Turbine-proof radar to help wind power expansion
New radar technology designed to cut out interference from wind turbine blades, which could open up a series of potential new sites for wind farms, is being tested as the RAF conduct trial flights over four wind farms in Wales.
The flights will test two technologies - the Advanced Digital Tracker designed by BAE Systems and the Sensic SPE-3000 processor from Italian-based company Selex S.I. - in conjunction with the MOD's "mobile watchman" radar.
The goal is to overcome interference from wind turbine blades blocking and reflecting the radar signal. A range of RAF aircraft will fly over various types of wind turbine at four Welsh wind farms - Bryn Titli, P & L (Llandinam), Cefn Croes and Carno A & B - to test the performance of the technology in a range of circumstances.
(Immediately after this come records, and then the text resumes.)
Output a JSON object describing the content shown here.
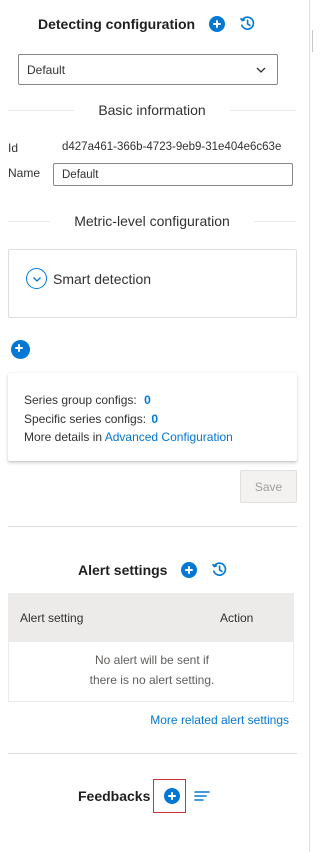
{
  "detecting": {
    "title": "Detecting configuration",
    "add_icon": "add-circle-icon",
    "history_icon": "history-icon",
    "selected_config": "Default"
  },
  "basic_info": {
    "heading": "Basic information",
    "id_label": "Id",
    "id_value": "d427a461-366b-4723-9eb9-31e404e6c63e",
    "name_label": "Name",
    "name_value": "Default"
  },
  "metric_level": {
    "heading": "Metric-level configuration",
    "smart_detection_label": "Smart detection",
    "summary": {
      "series_group_label": "Series group configs:",
      "series_group_count": "0",
      "specific_series_label": "Specific series configs:",
      "specific_series_count": "0",
      "details_prefix": "More details in",
      "details_link": "Advanced Configuration"
    },
    "save_label": "Save"
  },
  "alert_settings": {
    "title": "Alert settings",
    "columns": [
      "Alert setting",
      "Action"
    ],
    "empty_line1": "No alert will be sent if",
    "empty_line2": "there is no alert setting.",
    "more_link": "More related alert settings"
  },
  "feedbacks": {
    "title": "Feedbacks",
    "add_icon": "add-circle-icon",
    "list_icon": "list-icon"
  },
  "colors": {
    "accent": "#0078d4",
    "highlight": "#d13438"
  }
}
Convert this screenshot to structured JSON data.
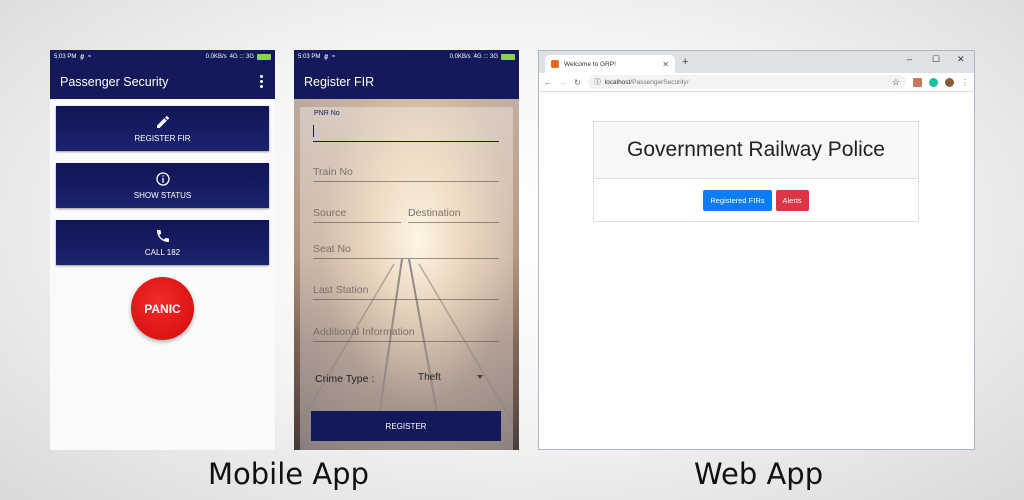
{
  "phone1": {
    "status": {
      "time": "5:03 PM",
      "carrier_icon": "g",
      "net": "0.0KB/s",
      "bars": "4G ::: 3G"
    },
    "title": "Passenger Security",
    "buttons": [
      {
        "label": "REGISTER FIR",
        "icon": "pencil-icon"
      },
      {
        "label": "SHOW STATUS",
        "icon": "info-icon"
      },
      {
        "label": "CALL 182",
        "icon": "phone-icon"
      }
    ],
    "panic_label": "PANIC",
    "colors": {
      "primary": "#13195a",
      "panic": "#e01414"
    }
  },
  "phone2": {
    "status": {
      "time": "5:03 PM",
      "carrier_icon": "g",
      "net": "0.0KB/s",
      "bars": "4G ::: 3G"
    },
    "title": "Register FIR",
    "fields": {
      "pnr": "PNR No",
      "train": "Train No",
      "source": "Source",
      "destination": "Destination",
      "seat": "Seat No",
      "last_station": "Last Station",
      "additional": "Additional Information"
    },
    "crime_type_label": "Crime Type :",
    "crime_type_value": "Theft",
    "register_label": "REGISTER"
  },
  "browser": {
    "tab_title": "Welcome to GRP!",
    "url_host": "localhost",
    "url_path": "/PassengerSecurity/",
    "heading": "Government Railway Police",
    "btn_firs": "Registered FIRs",
    "btn_alerts": "Alerts",
    "colors": {
      "primary_btn": "#0d7bf2",
      "danger_btn": "#dc3545"
    }
  },
  "captions": {
    "mobile": "Mobile App",
    "web": "Web App"
  }
}
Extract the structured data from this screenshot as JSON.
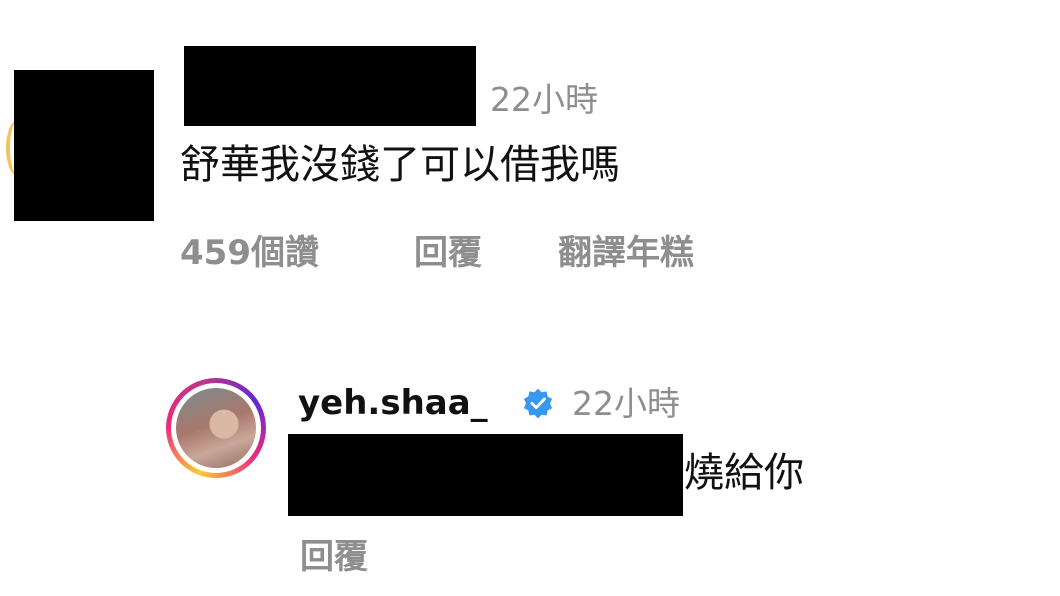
{
  "comment": {
    "time": "22小時",
    "text": "舒華我沒錢了可以借我嗎",
    "likes": "459個讚",
    "reply_label": "回覆",
    "translate_label": "翻譯年糕"
  },
  "reply": {
    "username": "yeh.shaa_",
    "time": "22小時",
    "text_visible": "燒給你",
    "reply_label": "回覆"
  },
  "colors": {
    "muted": "#8e8e8e",
    "verified": "#3897f0"
  }
}
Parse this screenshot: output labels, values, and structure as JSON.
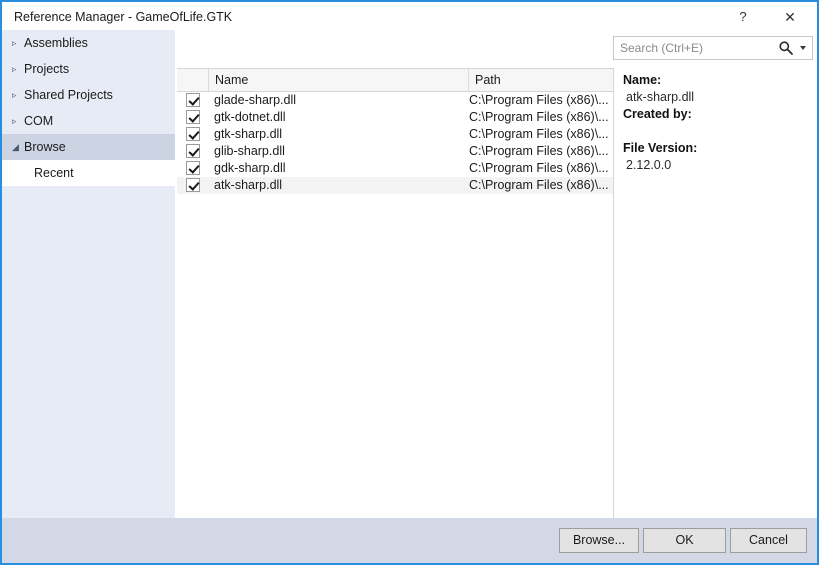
{
  "window": {
    "title": "Reference Manager - GameOfLife.GTK",
    "accent_color": "#2a8ee0",
    "help_icon": "?",
    "close_icon": "✕"
  },
  "sidebar": {
    "items": [
      {
        "label": "Assemblies",
        "marker": "▹",
        "selected": false,
        "sub": false
      },
      {
        "label": "Projects",
        "marker": "▹",
        "selected": false,
        "sub": false
      },
      {
        "label": "Shared Projects",
        "marker": "▹",
        "selected": false,
        "sub": false
      },
      {
        "label": "COM",
        "marker": "▹",
        "selected": false,
        "sub": false
      },
      {
        "label": "Browse",
        "marker": "◢",
        "selected": true,
        "sub": false
      },
      {
        "label": "Recent",
        "marker": "",
        "selected": false,
        "sub": true
      }
    ]
  },
  "search": {
    "placeholder": "Search (Ctrl+E)",
    "value": "",
    "icon": "search-icon",
    "dropdown_icon": "chevron-down-icon"
  },
  "list": {
    "columns": [
      "",
      "Name",
      "Path"
    ],
    "rows": [
      {
        "checked": true,
        "name": "glade-sharp.dll",
        "path": "C:\\Program Files (x86)\\...",
        "selected": false
      },
      {
        "checked": true,
        "name": "gtk-dotnet.dll",
        "path": "C:\\Program Files (x86)\\...",
        "selected": false
      },
      {
        "checked": true,
        "name": "gtk-sharp.dll",
        "path": "C:\\Program Files (x86)\\...",
        "selected": false
      },
      {
        "checked": true,
        "name": "glib-sharp.dll",
        "path": "C:\\Program Files (x86)\\...",
        "selected": false
      },
      {
        "checked": true,
        "name": "gdk-sharp.dll",
        "path": "C:\\Program Files (x86)\\...",
        "selected": false
      },
      {
        "checked": true,
        "name": "atk-sharp.dll",
        "path": "C:\\Program Files (x86)\\...",
        "selected": true
      }
    ]
  },
  "details": {
    "name_label": "Name:",
    "name_value": "atk-sharp.dll",
    "created_by_label": "Created by:",
    "created_by_value": "",
    "file_version_label": "File Version:",
    "file_version_value": "2.12.0.0"
  },
  "buttons": {
    "browse": "Browse...",
    "ok": "OK",
    "cancel": "Cancel"
  }
}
Energy minister Malcolm Wicks said: "The Government wants 10% of our electricity to come from renewable sources by 2010 and double that by 2020, with wind energy set to make a major contribution. There are still hurdles to be overcome but one by one we are knocking down the barriers that could prevent us reaching that target.
"Overcoming the complex and challenging issue of radar interference will increase our options. This interference is a problem that has to be overcome all over the world and the pioneering work being done in Wales puts the UK at the forefront of the technology, with the inherent business benefits that can bring."
Chris Tomlinson, director of operations at BWEA, commented: "All parties are investing resources in pursuit of these potential solutions that would allow the UK to expand renewable delivery to combat climate change and secure our energy supplies, while aviation safety and security remains paramount.
"This is an exciting time with all stakeholders eagerly awaiting the outcome of the trials, which if successful, will be a key factor in securing a 20% renewable energy target by 2020."